Peristiwa ini bermula dari pemberitaan di beberapa media online dengan judul Air Mata di Ujung Penantian: Kisah Hartono Pria 38 Tahun Asal Sragen Mencari Ayahnya.

Hartono, seorang pria berusia 38 tahun asal Sragen, hidup dalam kesunyian panjang tanpa pernah bertemu dengan sosok ayah kandungnya. Sejak kecil, ia dibesarkan oleh kakek dan neneknya di Desa Precet, Girimargo, Miri, Sragen. Nama ayahnya, Pujastoto, adalah sebuah bayang-bayang samar yang hanya ia dengar dari cerita tetangga sewaktu ia masih duduk di bangku Sekolah Dasar. Pujastoto, warga asli Jawa Timur, diduga tinggal di Pasuruan. Namun, kabar itu tak pernah bisa dipastikan, hanya sebatas bisikan di tengah malam yang dingin.

Saat menginjak Sekolah Teknik Menengah (STM), dorongan untuk mencari ayahnya semakin kuat. Dia mulai mencari informasi tentang ayah kandungnya, namun setiap usaha yang dilakukan berujung pada jalan buntu. Tidak ada seorang pun yang tahu dengan pasti di mana Pujastoto berada. Pertanyaan-pertanyaannya kepada paman, saudara, bahkan tetangga, hanya berujung pada ketidaktahuan.

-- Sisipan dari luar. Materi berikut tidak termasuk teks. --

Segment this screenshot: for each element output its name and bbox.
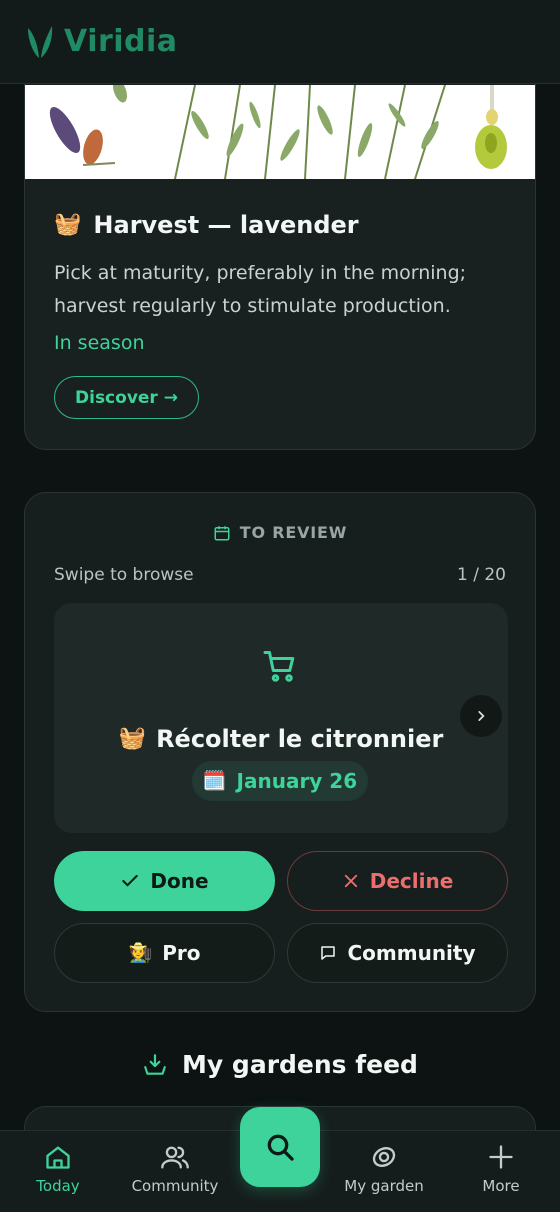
calendar-icon xyxy=(214,525,230,540)
community-button-label: Community xyxy=(347,941,476,965)
nav-my-garden[interactable]: My garden xyxy=(329,1143,439,1195)
nav-today[interactable]: Today xyxy=(3,1143,113,1195)
next-task-button[interactable] xyxy=(460,695,502,737)
plant-card-description: Pick at maturity, preferably in the morn… xyxy=(54,262,467,317)
community-button[interactable]: Community xyxy=(287,923,508,983)
discover-button-label: Discover → xyxy=(75,387,178,408)
close-icon xyxy=(344,874,357,888)
lavender-illustration xyxy=(25,85,535,179)
nav-more[interactable]: More xyxy=(446,1143,556,1195)
shopping-cart-icon xyxy=(263,651,295,682)
nav-more-label: More xyxy=(482,1177,520,1195)
users-icon xyxy=(161,1146,189,1169)
done-button-label: Done xyxy=(150,869,209,893)
farmer-emoji-icon: 🧑‍🌾 xyxy=(128,941,153,964)
review-header: TO REVIEW xyxy=(25,523,535,542)
nav-my-garden-label: My garden xyxy=(344,1177,424,1195)
task-title-text: Récolter le citronnier xyxy=(156,725,444,753)
nav-community-label: Community xyxy=(131,1177,219,1195)
feed-heading: My gardens feed xyxy=(0,1050,560,1079)
done-button[interactable]: Done xyxy=(54,851,275,911)
swipe-row: Swipe to browse 1 / 20 xyxy=(54,565,506,585)
review-header-label: TO REVIEW xyxy=(239,523,348,542)
basket-emoji-icon: 🧺 xyxy=(118,726,147,751)
season-status: In season xyxy=(54,332,145,354)
garden-icon xyxy=(372,1147,396,1167)
check-icon xyxy=(122,874,139,887)
plant-card[interactable]: 🧺 Harvest — lavender Pick at maturity, p… xyxy=(24,60,536,450)
pro-button[interactable]: 🧑‍🌾 Pro xyxy=(54,923,275,983)
search-button[interactable] xyxy=(240,1107,320,1187)
home-icon xyxy=(46,1146,70,1169)
task-date-text: January 26 xyxy=(236,769,358,793)
swipe-hint: Swipe to browse xyxy=(54,565,194,585)
discover-button[interactable]: Discover → xyxy=(54,376,199,419)
task-title: 🧺 Récolter le citronnier xyxy=(54,725,508,753)
search-icon xyxy=(267,1134,294,1161)
task-carousel-item[interactable]: 🧺 Récolter le citronnier 🗓️ January 26 xyxy=(54,603,508,833)
review-card: TO REVIEW Swipe to browse 1 / 20 🧺 Récol… xyxy=(24,492,536,1012)
plant-card-title: 🧺 Harvest — lavender xyxy=(54,211,511,239)
app-header: Viridia xyxy=(0,0,560,84)
decline-button-label: Decline xyxy=(369,869,454,893)
leaf-logo-icon xyxy=(28,25,53,58)
chat-bubble-icon xyxy=(321,946,336,960)
plus-icon xyxy=(489,1145,513,1169)
brand-name: Viridia xyxy=(64,24,178,59)
decline-button[interactable]: Decline xyxy=(287,851,508,911)
chevron-right-icon xyxy=(478,711,485,721)
task-date-badge: 🗓️ January 26 xyxy=(192,761,368,801)
nav-community[interactable]: Community xyxy=(120,1143,230,1195)
review-counter: 1 / 20 xyxy=(457,565,506,585)
inbox-download-icon xyxy=(144,1053,166,1075)
basket-emoji-icon: 🧺 xyxy=(54,212,82,237)
nav-today-label: Today xyxy=(36,1177,80,1195)
pro-button-label: Pro xyxy=(162,941,201,965)
feed-title: My gardens feed xyxy=(182,1050,418,1079)
plant-card-title-text: Harvest — lavender xyxy=(93,211,359,239)
calendar-emoji-icon: 🗓️ xyxy=(202,769,227,792)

Pada suatu malam Minggu, tepatnya tanggal 6 Oktober 2024 sekitar pukul 03.00 WIB, Hartono yang gelisah akhirnya memutuskan untuk berbicara dengan wartawan dari Berita Istana. Di rumah kecilnya di Precet, dia menceritakan kerinduan mendalamnya akan sang ayah.

“Iya, Mas. Waktu itu saya benar-benar kaget ketika tetangga bilang kalau bapak kandung saya ada di Jawa Timur. Sampai sekarang saya tidak tahu keberadaannya, tapi menurut informasi katanya berada di Pasuruan,” kata Hartono dengan mata berkaca-kaca.

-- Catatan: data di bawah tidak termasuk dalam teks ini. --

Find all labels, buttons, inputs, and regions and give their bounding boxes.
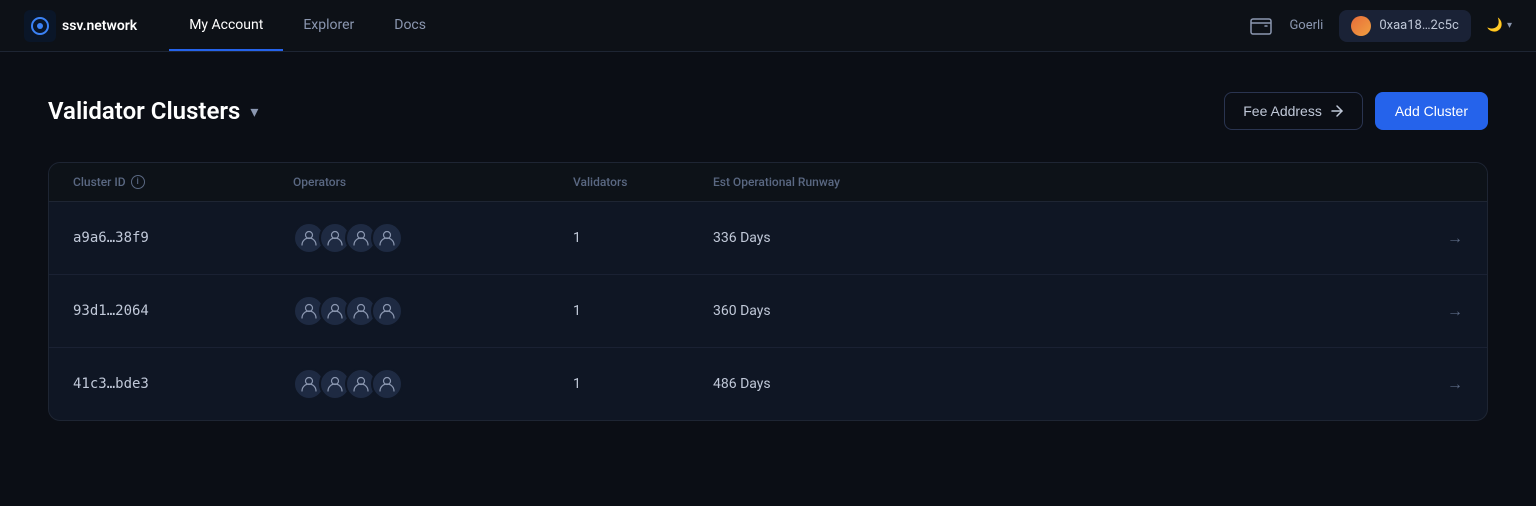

Suaranya mulai gemetar saat ia melanjutkan ceritanya. “Saya sudah lama pengin ketemu bapak saya. Semoga bapak masih hidup. Kalau sudah tidak ada, saya ingin tahu di mana kuburnya. Saya sudah tanya ke paman, saudara, tetangga, tapi tidak ada yang tahu. Rasanya sakit, Mas, nggak bisa ketemu bapak saya,” ujarnya sambil menangis.

Mendengar kisah pilu Hartono, Warsito, seorang tetangga, memberikan ide untuk mencari informasi ke kantor agama KUA Miri. Warsito menyarankan agar Hartono meminta bantuan untuk melihat arsip pernikahan ayahnya, yang diduga menikah sekitar tahun 1984-1985. Warsito berharap catatan tersebut bisa menjadi petunjuk penting untuk melacak keberadaan Pujastoto.

Hartono, dengan hati yang masih penuh harap, memohon kepada siapa pun yang mengenal atau mengetahui keberadaan Pujastoto untuk menghubungi dirinya. “Saya berharap, bagi rekan-rekan yang mengetahui bapak saya, kalau beliau masih hidup, tolong beritahu saya. Ini nomor saya, 0852-5751-5757. Saya ingin bertemu bapak saya, ingin merasakan pelukan bapak saya yang selama ini hanya bisa saya impikan,” ucapnya sambil menyeka air mata yang tak henti menetes.

Berdasarkan cerita dari tetangga, ayah Hartono pernah berusaha menjemputnya saat masih kecil. Namun, karena kondisi kesehatan ayahnya yang saat itu sedang sakit, pertemuan tersebut tidak pernah terjadi. Kini, Hartono berharap kesempatan itu bisa terwujud, meski puluhan tahun telah berlalu.

Kisah Hartono yang viral di beberapa media, pada dasarnya, adalah ekspresi dari kerinduan seorang anak yang tak pernah melihat sosok ayah kandungnya. Penantian panjang ini, kini tak hanya mendapat perhatian publik, tetapi juga memicu diskusi tentang hak warga untuk berkomunikasi dengan LSM dan wartawan dalam mendapatkan bantuan serta informasi yang mereka butuhkan.